This year for Christmas Day I was by myself. Let me clarify that I was not alone, as all of the people who love me made sure I was contacted, gifted and thought of for the holiday. I didn’t necessarily think of it as spending Christmas alone, just spending Christmas by myself. I had already spent a wonderful time with my step-daughter and her family on Christmas Eve. My other adult children were busy with in-laws on Christmas day, but called me and wished me well, as did a cousin or two. When they called, I expressed my appreciation for their gifts and how much they mean to me. This made me realize that this year what I wanted to concentrate on for the holidays was THE LOOT. Being by myself, I could indulge my desire to receive gifts and relish how much fun it is to open them and be surprised.
I was well rewarded for my plan because I scored big this year!
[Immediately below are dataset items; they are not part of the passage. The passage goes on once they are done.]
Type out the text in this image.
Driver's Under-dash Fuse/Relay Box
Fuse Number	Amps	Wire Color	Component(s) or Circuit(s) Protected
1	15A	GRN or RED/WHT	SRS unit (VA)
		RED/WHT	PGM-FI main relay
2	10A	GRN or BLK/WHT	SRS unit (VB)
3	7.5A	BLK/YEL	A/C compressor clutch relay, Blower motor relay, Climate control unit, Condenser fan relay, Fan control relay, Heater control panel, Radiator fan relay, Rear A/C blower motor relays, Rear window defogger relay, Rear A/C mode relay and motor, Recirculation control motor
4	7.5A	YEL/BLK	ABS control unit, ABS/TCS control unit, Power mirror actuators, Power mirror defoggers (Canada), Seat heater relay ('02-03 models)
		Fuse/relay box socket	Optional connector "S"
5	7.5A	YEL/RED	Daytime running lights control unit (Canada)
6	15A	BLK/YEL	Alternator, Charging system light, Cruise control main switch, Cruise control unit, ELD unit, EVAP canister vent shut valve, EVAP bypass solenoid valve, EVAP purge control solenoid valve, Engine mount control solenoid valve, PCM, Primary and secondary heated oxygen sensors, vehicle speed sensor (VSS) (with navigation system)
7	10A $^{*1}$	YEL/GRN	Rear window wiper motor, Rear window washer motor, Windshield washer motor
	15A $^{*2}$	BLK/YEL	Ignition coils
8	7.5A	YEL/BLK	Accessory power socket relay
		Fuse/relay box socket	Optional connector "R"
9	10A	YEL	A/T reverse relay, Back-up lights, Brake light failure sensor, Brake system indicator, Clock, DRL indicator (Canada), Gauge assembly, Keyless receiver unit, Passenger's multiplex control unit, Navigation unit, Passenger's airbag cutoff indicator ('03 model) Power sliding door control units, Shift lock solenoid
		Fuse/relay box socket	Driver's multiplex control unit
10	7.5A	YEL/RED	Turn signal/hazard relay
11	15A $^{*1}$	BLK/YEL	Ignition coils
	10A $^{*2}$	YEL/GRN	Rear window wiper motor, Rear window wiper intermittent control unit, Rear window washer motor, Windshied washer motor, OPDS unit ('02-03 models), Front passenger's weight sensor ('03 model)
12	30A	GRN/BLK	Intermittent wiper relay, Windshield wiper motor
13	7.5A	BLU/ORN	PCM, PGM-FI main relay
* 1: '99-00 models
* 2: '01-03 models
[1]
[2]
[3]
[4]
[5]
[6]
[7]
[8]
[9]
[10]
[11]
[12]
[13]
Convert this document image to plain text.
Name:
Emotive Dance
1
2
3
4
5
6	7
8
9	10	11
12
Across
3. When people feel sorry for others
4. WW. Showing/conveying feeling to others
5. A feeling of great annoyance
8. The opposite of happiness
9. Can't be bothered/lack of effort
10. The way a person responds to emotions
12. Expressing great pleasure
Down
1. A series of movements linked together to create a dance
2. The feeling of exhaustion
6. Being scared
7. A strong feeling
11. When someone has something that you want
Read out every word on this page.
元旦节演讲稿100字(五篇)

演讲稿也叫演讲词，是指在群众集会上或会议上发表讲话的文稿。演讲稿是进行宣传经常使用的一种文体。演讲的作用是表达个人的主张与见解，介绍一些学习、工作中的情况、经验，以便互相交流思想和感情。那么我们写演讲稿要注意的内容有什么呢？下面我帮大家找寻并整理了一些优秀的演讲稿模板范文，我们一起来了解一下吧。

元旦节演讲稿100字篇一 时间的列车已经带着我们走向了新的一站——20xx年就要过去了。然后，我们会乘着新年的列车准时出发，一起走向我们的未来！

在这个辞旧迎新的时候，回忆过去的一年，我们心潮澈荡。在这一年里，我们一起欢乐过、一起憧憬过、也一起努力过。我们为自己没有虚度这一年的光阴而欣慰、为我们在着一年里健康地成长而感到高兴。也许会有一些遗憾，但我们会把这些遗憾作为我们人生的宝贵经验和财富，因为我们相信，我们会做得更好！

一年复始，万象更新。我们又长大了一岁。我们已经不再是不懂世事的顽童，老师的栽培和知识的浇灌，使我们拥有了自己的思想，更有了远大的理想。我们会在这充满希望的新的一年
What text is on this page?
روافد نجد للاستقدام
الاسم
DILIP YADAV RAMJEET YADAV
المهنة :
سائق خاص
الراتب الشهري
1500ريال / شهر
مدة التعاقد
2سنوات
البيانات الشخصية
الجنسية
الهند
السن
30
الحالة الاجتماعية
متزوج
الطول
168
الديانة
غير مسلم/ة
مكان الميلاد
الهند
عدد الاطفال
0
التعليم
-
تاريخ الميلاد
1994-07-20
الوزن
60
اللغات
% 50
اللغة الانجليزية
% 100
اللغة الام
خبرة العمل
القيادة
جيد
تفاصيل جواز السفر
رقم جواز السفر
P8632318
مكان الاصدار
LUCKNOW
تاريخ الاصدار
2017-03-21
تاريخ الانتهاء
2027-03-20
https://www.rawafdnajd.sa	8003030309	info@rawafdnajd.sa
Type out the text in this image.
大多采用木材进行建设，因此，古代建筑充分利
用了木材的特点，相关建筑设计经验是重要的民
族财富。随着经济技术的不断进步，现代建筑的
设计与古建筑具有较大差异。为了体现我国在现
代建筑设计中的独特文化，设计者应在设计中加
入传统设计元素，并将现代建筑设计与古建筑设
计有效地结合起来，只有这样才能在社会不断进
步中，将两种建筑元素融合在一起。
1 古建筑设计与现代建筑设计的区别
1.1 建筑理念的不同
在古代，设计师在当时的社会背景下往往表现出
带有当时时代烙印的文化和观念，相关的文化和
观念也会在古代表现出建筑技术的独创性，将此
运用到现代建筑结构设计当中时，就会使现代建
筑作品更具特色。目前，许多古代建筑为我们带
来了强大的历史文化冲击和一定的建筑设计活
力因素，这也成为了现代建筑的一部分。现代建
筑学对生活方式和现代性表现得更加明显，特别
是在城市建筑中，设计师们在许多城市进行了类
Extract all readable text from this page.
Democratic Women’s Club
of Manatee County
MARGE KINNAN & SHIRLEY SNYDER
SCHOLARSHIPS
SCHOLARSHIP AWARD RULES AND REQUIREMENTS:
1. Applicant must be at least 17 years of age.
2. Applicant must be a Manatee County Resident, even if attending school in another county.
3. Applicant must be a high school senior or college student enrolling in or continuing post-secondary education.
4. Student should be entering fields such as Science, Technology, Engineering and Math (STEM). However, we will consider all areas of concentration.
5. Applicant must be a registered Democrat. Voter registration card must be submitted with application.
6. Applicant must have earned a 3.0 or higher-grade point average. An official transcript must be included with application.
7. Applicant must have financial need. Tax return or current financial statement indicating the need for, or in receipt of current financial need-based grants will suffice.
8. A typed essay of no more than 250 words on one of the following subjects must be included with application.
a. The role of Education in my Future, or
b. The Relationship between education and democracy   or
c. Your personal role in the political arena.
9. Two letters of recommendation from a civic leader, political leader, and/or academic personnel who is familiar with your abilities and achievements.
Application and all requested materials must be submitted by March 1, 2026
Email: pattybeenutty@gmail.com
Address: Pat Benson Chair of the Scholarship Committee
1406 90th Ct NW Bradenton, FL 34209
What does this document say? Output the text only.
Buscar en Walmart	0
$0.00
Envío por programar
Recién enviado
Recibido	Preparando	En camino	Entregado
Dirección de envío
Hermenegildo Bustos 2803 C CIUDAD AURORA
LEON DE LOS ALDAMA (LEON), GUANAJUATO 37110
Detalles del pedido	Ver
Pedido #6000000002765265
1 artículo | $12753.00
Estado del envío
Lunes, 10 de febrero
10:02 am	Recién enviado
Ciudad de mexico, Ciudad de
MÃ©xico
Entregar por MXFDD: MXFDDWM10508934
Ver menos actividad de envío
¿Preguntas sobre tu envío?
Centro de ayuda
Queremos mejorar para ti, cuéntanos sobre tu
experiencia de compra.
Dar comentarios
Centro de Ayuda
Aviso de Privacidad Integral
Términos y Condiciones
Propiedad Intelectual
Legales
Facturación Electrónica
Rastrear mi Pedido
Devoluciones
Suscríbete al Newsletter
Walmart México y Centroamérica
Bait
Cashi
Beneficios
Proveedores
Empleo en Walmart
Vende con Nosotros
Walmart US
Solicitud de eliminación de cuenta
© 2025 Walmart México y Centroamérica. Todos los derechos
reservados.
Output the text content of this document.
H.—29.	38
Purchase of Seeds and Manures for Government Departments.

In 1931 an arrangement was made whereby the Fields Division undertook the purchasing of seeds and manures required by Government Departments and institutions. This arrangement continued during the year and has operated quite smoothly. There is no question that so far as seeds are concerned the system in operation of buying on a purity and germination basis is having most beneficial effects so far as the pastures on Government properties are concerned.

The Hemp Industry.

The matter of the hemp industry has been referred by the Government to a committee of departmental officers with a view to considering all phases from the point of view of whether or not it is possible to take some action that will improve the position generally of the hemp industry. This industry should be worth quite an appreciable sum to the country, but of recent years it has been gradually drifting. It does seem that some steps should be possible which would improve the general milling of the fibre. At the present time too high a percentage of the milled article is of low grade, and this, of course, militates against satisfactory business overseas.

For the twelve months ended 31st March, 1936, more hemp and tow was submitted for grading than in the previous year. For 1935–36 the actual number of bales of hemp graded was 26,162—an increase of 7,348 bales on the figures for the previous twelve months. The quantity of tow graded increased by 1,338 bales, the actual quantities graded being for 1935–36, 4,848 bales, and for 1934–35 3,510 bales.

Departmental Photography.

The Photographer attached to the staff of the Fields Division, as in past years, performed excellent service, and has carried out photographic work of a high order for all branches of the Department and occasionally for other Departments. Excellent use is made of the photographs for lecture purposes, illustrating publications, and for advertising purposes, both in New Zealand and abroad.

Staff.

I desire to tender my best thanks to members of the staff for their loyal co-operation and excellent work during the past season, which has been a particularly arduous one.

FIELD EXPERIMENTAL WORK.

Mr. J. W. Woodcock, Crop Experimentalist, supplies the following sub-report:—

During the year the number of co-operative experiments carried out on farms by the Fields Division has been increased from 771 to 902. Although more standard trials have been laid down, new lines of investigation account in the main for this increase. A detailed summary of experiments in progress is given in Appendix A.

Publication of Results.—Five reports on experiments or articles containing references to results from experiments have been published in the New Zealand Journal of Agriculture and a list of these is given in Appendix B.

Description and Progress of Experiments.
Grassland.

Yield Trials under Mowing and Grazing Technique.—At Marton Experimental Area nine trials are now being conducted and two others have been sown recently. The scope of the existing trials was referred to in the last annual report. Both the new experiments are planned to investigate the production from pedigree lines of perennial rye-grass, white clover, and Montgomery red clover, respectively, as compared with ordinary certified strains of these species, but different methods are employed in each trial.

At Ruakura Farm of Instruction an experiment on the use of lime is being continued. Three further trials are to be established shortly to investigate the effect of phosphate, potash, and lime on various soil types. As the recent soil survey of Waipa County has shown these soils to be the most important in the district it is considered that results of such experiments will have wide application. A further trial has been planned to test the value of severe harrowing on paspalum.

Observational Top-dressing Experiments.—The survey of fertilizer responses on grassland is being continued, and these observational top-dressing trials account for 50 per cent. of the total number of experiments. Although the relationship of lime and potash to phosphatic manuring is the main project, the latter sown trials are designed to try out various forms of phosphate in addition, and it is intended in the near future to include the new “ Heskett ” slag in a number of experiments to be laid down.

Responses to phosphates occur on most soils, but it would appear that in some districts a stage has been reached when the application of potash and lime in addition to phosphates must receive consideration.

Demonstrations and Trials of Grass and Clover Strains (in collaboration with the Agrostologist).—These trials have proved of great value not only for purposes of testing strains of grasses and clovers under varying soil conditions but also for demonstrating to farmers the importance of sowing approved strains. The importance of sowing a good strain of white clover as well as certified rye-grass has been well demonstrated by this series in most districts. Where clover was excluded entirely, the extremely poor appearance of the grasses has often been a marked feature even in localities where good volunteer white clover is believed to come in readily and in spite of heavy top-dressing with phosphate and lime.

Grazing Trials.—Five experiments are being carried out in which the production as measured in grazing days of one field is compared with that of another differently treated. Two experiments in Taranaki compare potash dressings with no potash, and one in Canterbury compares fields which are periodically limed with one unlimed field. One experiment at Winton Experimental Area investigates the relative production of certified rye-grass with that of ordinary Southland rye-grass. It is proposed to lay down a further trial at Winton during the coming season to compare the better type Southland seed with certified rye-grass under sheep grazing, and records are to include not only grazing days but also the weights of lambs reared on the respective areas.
From the exquisite jewelry made by my cousin, who is a jeweler, to the very expensive set of re-usable kitchen bags and a hand-crafted jewelry box from the grand kids, I really made out. Each gift was amazing unto itself. I have no illusions about the cost of any of these items. Whether the givers were here in town, or as I said, visiting in-laws, each gift was substantial. Cha-ching!
There was no one but me on Christmas morning, so I ripped open all the wrapping paper. I was not going to set an example of recycling for anyone this year because I was by myself. Ha ha! I threw ribbons on the ground, shredded paper that wouldn’t come off easily, tossed packages aside. What a mess. What I got for my efforts was some pretty amazing stuff and I was really happy about it. Reasoning that I would spend the day in my apartment running my hands over each present, I thoroughly enjoyed each item. I appreciated their colors, the length, heft, form and, yes, the practicality in some cases, of each gift. But this year was not about practicality. It was about giving in to my baser instincts. Which was about all the stuff that I got from people who couldn’t be with me, so they felt guilty and sent me some great presents.
If we are to believe the pundits who encourage us to get in touch with our inner child, this Christmas I completely gave in to that notion. It made me happy and looking at the thoughtfulness and the efforts my family went to, it made me feel loved. I even had a brief moment of looking up in the sky for . . .no, he doesn’t really exist. But I felt like he did and it was so much fun.
Next Christmas will be filled with lots of people around, food to be cooked, babies to be soothed and discussions to be mediated. This year, for one day, it was all about me and the things everyone sent to make me feel special. What a gift.